Wednesday 18 November 2015

Crooked, Strange and Cockeyed


There is a difference between what we perceive and what we believe we should be perceiving and both of these are different from what it actually is. 

I was doing my daily chores of inflicting physical misery on my body this morning in a park because I am not a gym person, neither am I a dog or a cat person or a gun person nor am I... whatever that is in vogue. I think I am not a persons' person. I don't know if I am even a person. This could well be a dream but that’s a talk for some other time. Sorry got carried away there. 

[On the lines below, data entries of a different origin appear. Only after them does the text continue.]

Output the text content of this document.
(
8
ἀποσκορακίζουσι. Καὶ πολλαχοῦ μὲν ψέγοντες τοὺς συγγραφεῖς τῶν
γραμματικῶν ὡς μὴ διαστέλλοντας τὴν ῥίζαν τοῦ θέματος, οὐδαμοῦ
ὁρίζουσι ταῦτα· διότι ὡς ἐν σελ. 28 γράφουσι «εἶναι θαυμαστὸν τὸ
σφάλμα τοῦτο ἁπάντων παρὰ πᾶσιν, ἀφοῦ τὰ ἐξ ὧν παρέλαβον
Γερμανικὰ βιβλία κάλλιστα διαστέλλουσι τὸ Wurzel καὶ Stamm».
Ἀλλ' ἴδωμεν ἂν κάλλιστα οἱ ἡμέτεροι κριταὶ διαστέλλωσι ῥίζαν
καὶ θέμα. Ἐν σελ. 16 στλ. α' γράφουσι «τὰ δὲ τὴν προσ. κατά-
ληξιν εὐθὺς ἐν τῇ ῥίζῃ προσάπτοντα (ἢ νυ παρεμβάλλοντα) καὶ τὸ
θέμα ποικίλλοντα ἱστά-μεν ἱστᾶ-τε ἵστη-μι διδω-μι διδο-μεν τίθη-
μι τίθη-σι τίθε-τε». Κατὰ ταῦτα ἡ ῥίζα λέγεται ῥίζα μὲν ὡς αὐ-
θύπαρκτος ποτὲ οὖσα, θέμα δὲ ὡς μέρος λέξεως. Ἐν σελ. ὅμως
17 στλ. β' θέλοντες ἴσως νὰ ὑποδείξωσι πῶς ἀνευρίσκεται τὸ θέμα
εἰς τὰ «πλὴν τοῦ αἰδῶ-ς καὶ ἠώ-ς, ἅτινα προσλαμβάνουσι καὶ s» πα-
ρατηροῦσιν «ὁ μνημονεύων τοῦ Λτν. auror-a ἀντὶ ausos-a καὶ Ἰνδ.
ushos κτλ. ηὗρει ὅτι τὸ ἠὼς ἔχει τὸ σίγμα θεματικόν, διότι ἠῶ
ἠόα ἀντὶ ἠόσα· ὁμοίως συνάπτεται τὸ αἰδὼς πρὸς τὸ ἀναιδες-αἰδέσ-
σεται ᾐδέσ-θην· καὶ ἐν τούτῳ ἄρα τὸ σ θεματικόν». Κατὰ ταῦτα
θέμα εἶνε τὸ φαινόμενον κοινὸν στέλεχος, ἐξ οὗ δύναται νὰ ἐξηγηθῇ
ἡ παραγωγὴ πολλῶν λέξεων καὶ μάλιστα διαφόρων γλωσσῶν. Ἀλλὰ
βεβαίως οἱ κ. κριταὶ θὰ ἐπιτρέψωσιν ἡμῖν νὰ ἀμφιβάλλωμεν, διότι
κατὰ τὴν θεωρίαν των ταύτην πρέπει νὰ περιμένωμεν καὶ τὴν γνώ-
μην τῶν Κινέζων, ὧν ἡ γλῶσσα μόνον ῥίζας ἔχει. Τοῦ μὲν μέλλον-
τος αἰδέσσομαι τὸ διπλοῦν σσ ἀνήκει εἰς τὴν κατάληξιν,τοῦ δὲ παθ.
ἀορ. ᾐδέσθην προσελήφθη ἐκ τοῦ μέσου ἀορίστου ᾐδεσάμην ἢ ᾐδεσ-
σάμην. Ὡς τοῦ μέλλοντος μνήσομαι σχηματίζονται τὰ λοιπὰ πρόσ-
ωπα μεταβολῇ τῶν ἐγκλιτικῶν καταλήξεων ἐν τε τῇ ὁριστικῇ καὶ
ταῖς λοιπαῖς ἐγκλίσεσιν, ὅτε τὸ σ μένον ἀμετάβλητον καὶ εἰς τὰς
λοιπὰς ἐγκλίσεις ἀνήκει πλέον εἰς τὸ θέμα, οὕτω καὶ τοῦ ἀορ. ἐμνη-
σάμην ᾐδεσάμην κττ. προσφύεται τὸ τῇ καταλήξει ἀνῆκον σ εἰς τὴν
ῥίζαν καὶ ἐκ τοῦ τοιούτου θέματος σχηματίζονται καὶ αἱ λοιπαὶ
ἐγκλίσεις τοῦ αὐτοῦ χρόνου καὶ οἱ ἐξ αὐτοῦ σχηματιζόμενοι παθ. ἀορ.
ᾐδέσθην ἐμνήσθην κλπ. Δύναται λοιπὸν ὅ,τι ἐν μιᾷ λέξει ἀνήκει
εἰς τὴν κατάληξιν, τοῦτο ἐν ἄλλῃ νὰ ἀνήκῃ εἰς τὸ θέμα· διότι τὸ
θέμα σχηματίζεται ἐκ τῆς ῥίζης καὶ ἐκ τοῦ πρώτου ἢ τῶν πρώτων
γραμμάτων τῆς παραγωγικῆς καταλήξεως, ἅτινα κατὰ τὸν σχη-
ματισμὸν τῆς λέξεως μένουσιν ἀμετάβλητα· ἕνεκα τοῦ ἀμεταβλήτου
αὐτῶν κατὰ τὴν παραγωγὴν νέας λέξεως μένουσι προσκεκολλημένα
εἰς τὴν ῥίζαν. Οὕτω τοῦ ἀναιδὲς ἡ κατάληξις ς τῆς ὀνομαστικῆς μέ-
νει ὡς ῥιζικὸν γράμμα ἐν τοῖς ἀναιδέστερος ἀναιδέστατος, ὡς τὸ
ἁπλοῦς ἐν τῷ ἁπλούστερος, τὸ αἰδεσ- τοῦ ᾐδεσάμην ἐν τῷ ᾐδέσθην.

So I was saying that I was in an park which is less popular among the locality people which makes it even more beautiful and desirable. As I was catching my breath (multiple) and wiping off my sweat of my forehead (and other questionable places) I saw a burned out Diwali rocket lying on the grass. It was a big ass rocket, the ones which i wasn't able to incinerate as a kid because my parents couldn't afford such travesty and i thank our subsistence for that. The red head of this exhausted rocket was almost in a decapitated state, holding on to its body by dint of some fibers. I might have looked at it half a dozen times and something in me was not feeling right about it. I could not shake off this feeling. I don't know what it was or why but i wanted to pick it up very badly. There was only one outcome which could follow after this i.e, breaking of the rocket's head and throwing the parts away, back on the grass. 

Why was this crookedness bothering me? Why did I want to break it? So that I could have a sense of symmetry? 

We were told from the early days to be straight(not particularly pertaining to sexual orientation), to be symmetric. We were told it is right to be straight and wrong to be crooked. But how can we say for sure that what’s crooked is also not right? This is a very debatable idea of perception. This is the matter of our belief or more appropriately our belief system which has been manufactured over eons of civilization and is still being manipulated by various forces. 

Whatever doesn't suit our eyes is crooked and hence is not right. If you are strange you better make yourself right or others will do it for you. In the process of transforming you away from this asymmetry we will break you if we have to. This 'breaking of a person' seems to be the most likely outcome without achieving the required transmogrification. May be that’s why I wanted to behead that cockeyed rocked. People will break what they perceive strange even if they are not being affected by it directly. This may very well be because they are hardwired to do that over millions of years of evolution. But, if we believe we are spiritual beings then spiritual evolution must require us to see beyond symmetry. We ought to learn that being strange is not bad but in fact is enthralling, and swaying us(and others) away from our quotidian believes to expand our spiritual experience. 

I did finally pick the cockeyed rocket and rotated it thinking all these things and suddenly one of its fiber to which its head was clinging on to its body twitched and broke. It made me stop doing what i wanted to do with it. I didn't care about its symmetry anymore. I made its crookedness a part of my belief system and i let the rocket with its bobbing head slip out of my grip and fall over the carpet of lush green, curly grass.

Tuesday 10 November 2015

Don’t Leaves This


Trying to write something on this piece of leaf, anyone who gets this must understand that this is not a revelation nor this is a confession (well, I do have one confession to make. I have a very poor handwriting). It’s been ages since anybody wrote anything on a leaf. We are losing the habit of writing as the trees are losing these leaves on the advent of fall. This doesn’t mean that I am an avid writer myself but at least for the sake of practicing we should write often, if not for the mastery in calligraphy. I know that the people who are coincidentally like me will say that pen-on-paper writing means more cutting of trees and we are already running low on those homies. But then I look at this leaf and all her fallen brethren. What purpose do they serve (after they have been relinquished from their maker) besides making us able to click and post an erogenous shot of their demise on Instagram and accumulate a million likes? They just fade away in the ‘Poorwaiya’ wind. These leaves might aid us in recovering and recuperating the lost art of scribbling. 
Don’t you agree? 


P.S: I am pauper in spelling correctly, grammar and mathematics. Leaves fortunately don’t have autocorrect but unluckily they don’t have spell check and fonts too.